When I built my outdoor railway – on three sides of my house – I never intended to sell it. I thought I’d be teetering behind a walker at 90, running my live-steam engines over rails I had built to last a lifetime. I like building strong, “permanent” track, which gives me a feeling of satisfaction, completion, and fun.
Pros and cons of selling a house with a railway
My husband, Ron, and I had opened our railway for hundreds of people over the years. We had countless steam-ups, pot-luck lunches, kids chasing each other through the pits and around the track loops like it would never end, but it did. Sadly, Ron died. The pandemic prevented steam-ups. I fell back in love with the coast of Maine, 3000+ miles away, where all my family now live and homestead.
My late neighbor, a 40-year veteran of indoor HO and outdoor large-scale railroading, left his estate to his sister whose realtor insisted she get rid of all the railroad-y stuff. Other stories found their way to my ears as I prepared to sell my house. Friends told me the realtor would make me remove the railway. I said I’d sooner sell the house myself than have a realtor tell me what I had to do.
After all, I knew of thousands of garden railroaders, connected by magazines. I’d sell to them! Yes, I did advertise in the new GRNews publication and my local club’s newsletter for a total of 5,000 possible readers. No, not a single person called to ask me about it. Facebook users, five minutes after I posted about my house, told me it was not going to “go down.” Through a friend of a friend, a local realtor heard of my potential house sale, cold-called me, and then I signed on, with conditions.
In order for potential buyers to sense the house as theirs, I was advised to make myself scarce after it listed.
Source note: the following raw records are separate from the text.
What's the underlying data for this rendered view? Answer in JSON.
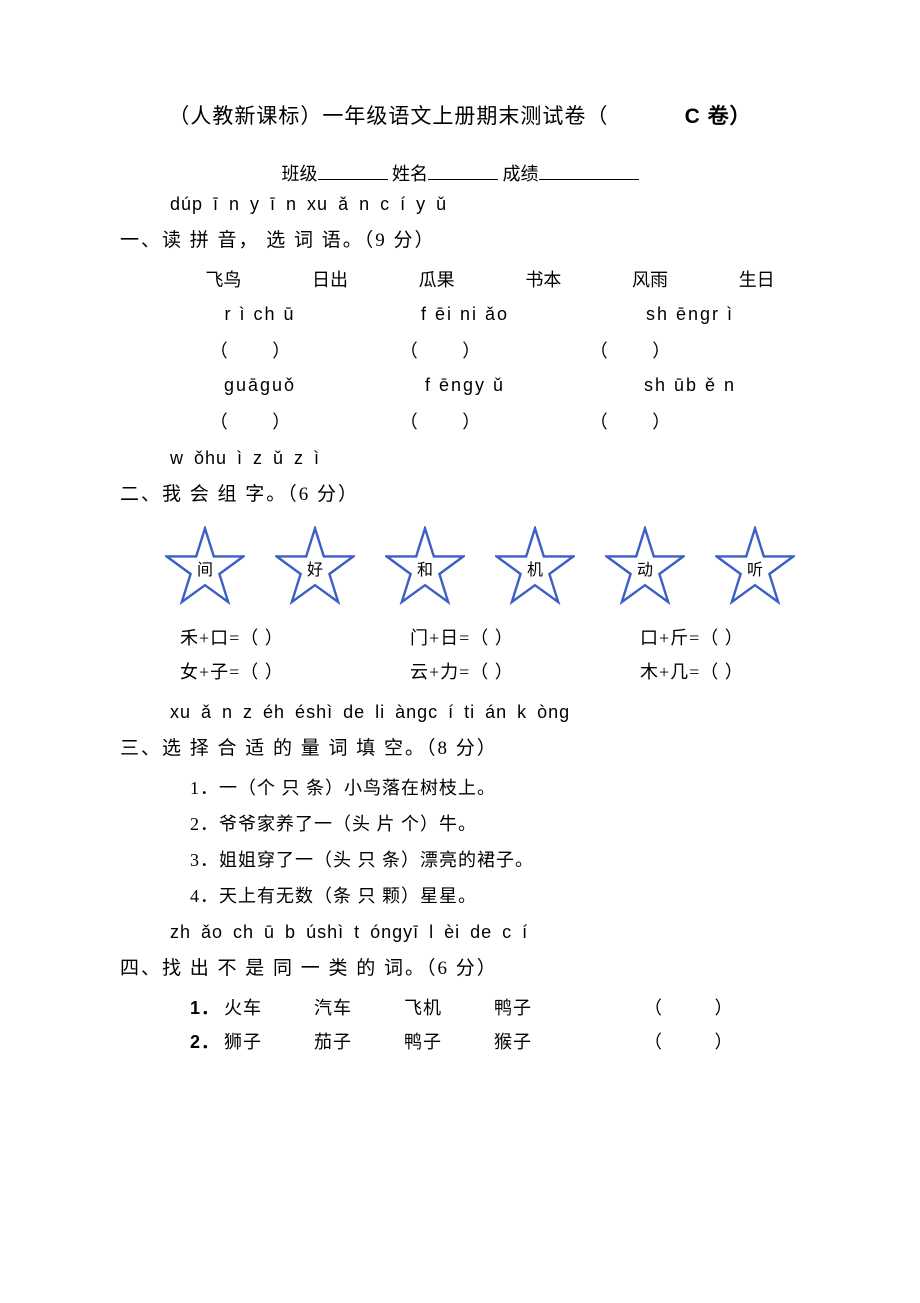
{
  "title": {
    "main": "（人教新课标）一年级语文上册期末测试卷（",
    "volume": "C 卷）"
  },
  "info": {
    "class_label": "班级",
    "name_label": "姓名",
    "score_label": "成绩"
  },
  "q1": {
    "pinyin": "dúp ī n y ī n xu ǎ n c í y ǔ",
    "heading": "一、读  拼 音， 选 词 语。（9 分）",
    "words": [
      "飞鸟",
      "日出",
      "瓜果",
      "书本",
      "风雨",
      "生日"
    ],
    "py_row1": [
      "r ì ch ū",
      "f        ēi ni   ǎo",
      "sh       ēngr  ì"
    ],
    "py_row2": [
      "ɡuāɡuǒ",
      "f        ēngy  ǔ",
      "sh       ūb ě n"
    ],
    "paren": "（           ）"
  },
  "q2": {
    "pinyin": "w   ǒhu ì z ǔ z ì",
    "heading": "二、我   会   组 字。（6 分）",
    "stars": [
      "间",
      "好",
      "和",
      "机",
      "动",
      "听"
    ],
    "star_color": "#3b5fc4",
    "eq_row1": [
      "禾+口=（        ）",
      "门+日=（        ）",
      "口+斤=（        ）"
    ],
    "eq_row2": [
      "女+子=（        ）",
      "云+力=（        ）",
      "木+几=（        ）"
    ]
  },
  "q3": {
    "pinyin": "xu   ǎ n z éh éshì de li       àngc í ti   án k  òng",
    "heading": "三、选   择 合  适  的    量 词   填 空。（8 分）",
    "items": [
      "1．一（个   只   条）小鸟落在树枝上。",
      "2．爷爷家养了一（头   片   个）牛。",
      "3．姐姐穿了一（头   只   条）漂亮的裙子。",
      "4．天上有无数（条   只   颗）星星。"
    ]
  },
  "q4": {
    "pinyin": "zh   ǎo ch ū b úshì t óngyī l    èi de c   í",
    "heading": "四、找   出   不 是    同 一 类 的 词。（6 分）",
    "rows": [
      {
        "num": "1．",
        "words": [
          "火车",
          "汽车",
          "飞机",
          "鸭子"
        ],
        "paren": "（          ）"
      },
      {
        "num": "2．",
        "words": [
          "狮子",
          "茄子",
          "鸭子",
          "猴子"
        ],
        "paren": "（          ）"
      }
    ]
  }
}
Instead, I had an open house and ran trains with a couple of friends to prove the value of the railroad, to show that it “worked,” and to immerse visitors in the joy and mystique of garden railroading.
Knowing that the hobby of garden railroading requires a certain skillset and access to information, I made sure to show open-house visitors the brochures of local clubs where kind people help newbies get started. I left magazines open to show them stories I had written about my railway. Some are referenced in the photo gallery.
I joked, “Actually the railway’s for sale – and it comes with a house.”
Selling the railway
Long story short, we sold my house the first week it went on the market, above asking price, to folks with kids who had been house-hunting for six months.
I admit most real estate had been “flying off the shelves” that summer. Things may have turned out differently in a buyers’ market, but I didn’t want to take a chance.
We’ll never know if I’m just a lucky gal or if all of you should choose to sell your railway with your house. My choice felt like ripping up something precious or leaving it for others to have fun – a no brainer.